Lusztig, who hails from North Vancouver, British Columbia, “showed up in a utility role and continued in that role,” says Phillips. “He was a jack of all trades.”
Lusztig played the infield, caught and was a designated hitter at MPC, making himself available wherever he was needed. He might play as many as two or three positions in the same game and once even warmed up in the bullpen in case he was needed to pitch.
“I learned a lot under Coach Phillips,” Lusztig says. “Whatever they needed me to play, that’s where I wanted to play. Catching became my favorite position.”
His versatility was demonstrated in a key game against Hartnell College during a three-game sweep by the Lobos.
“I was struggling to become comfortable in left field,” Lusztig says. “I made a diving catch in the third inning to save a run. Finally, it all clicked.”
At bat, Lusztig had five multi-hit games this season. and in back-to-back games against Gavilan College collected four hits in seven at bats.
Mixing a college sport with academics – and earning a high GPA, as both Powers and Lusztig did – is demanding.
“I had class in the morning, practice in the afternoon, and class at night,” Lusztig recalls. “You have to learn about time management.” There was generally a game, sometimes two, or practice every day but Sunday.
Lusztig earned his Associate of Arts degree in General Studies: Social Science. Powers’ Associate of Arts for Transfer degree was in Economics.

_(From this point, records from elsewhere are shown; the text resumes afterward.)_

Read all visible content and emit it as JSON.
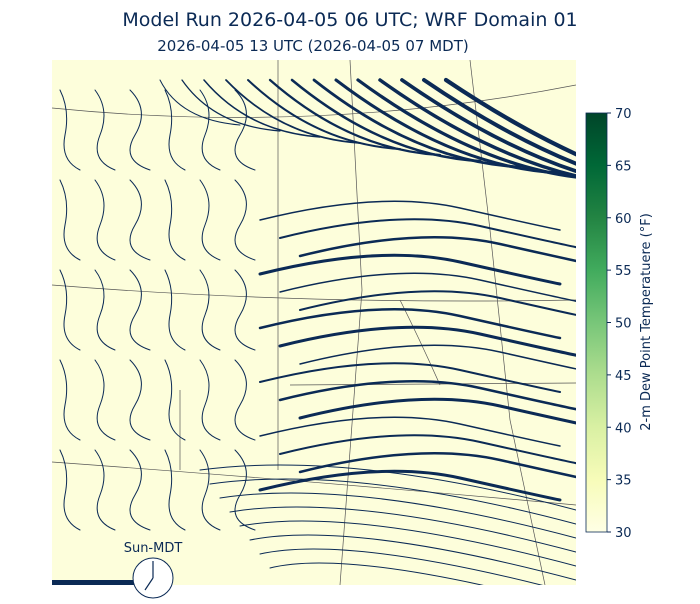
{
  "header": {
    "title": "Model Run 2026-04-05 06 UTC; WRF Domain 01",
    "subtitle": "2026-04-05 13 UTC  (2026-04-05 07 MDT)"
  },
  "colorbar": {
    "label": "2-m Dew Point Temperatuere (°F)",
    "lim": [
      30,
      70
    ],
    "ticks": [
      30,
      35,
      40,
      45,
      50,
      55,
      60,
      65,
      70
    ],
    "colors": [
      "#ffffe5",
      "#f7fcb9",
      "#d9f0a3",
      "#addd8e",
      "#78c679",
      "#41ab5d",
      "#238443",
      "#006837",
      "#004529"
    ]
  },
  "clock": {
    "label": "Sun-MDT"
  }
}
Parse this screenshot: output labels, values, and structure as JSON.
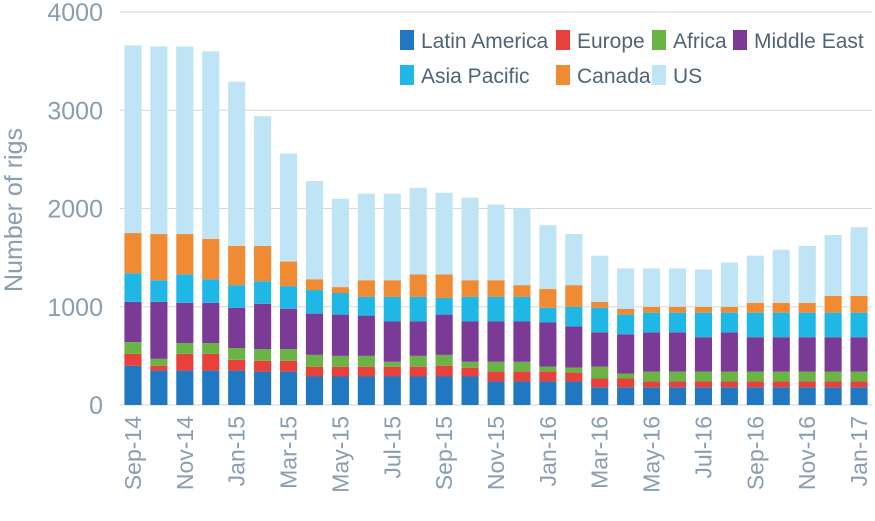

Lusztig received an academic scholarship at Cal Lutheran that will cover about half of his expenses. Cal Lutheran’s baseball team won the national championship in NCAA Division III in 2017. It plays in the Southern California Intercollegiate Athletic Conference.
Lusztig didn’t play a great deal at the start of his freshman season at MPC but was the team’s starting second baseman by the end of his sophomore season.
Lusztig learned about MPC from the son of one of his high school coaches.
“I came down here during my senior year in high school,” Lusztig says. “Monterey Peninsula is one of the most beautiful places I’ve ever been.”
College baseball is not big in his native Canada.
Powers and Lusztig became the second pair of MPC teammates to earn statewide academic honors during the recently concluded school year. Basketball players Alyssa Rivera and Marielle Tuazon were selected to the California Community College Women’s Basketball Coaches Association (CCCWBCA) 2017-18 Academic All-State Team.
How do Powers and Lusztig assess Coach Phillips after two seasons playing under his tutelage?
“He was a very honest coach. He says it like it is. He know his players well. He knows the game well. He knows how to make the players better. He’s not trying to be your friend. He’s your coach.”
“He’s definitely a very good coach. He really cares about his players. I definitely enjoyed playing for him. He establishes a good relationship with his players. He definitely understands the mind of a college athlete. He really doesn’t mess around and he sticks to business. You’re there for a purpose and to get your job done.”
While Powers had grown up on the Monterey Peninsula, Lusztig journeyed more than 1,000 miles down the West Coast from British Columbia to attend MPC.“MPC is definitely the best decision I have ever made,” Lusztig says. “ I established so many great connections. The teachers are very passionate, and Phillips is one of the best coaches in junior college.”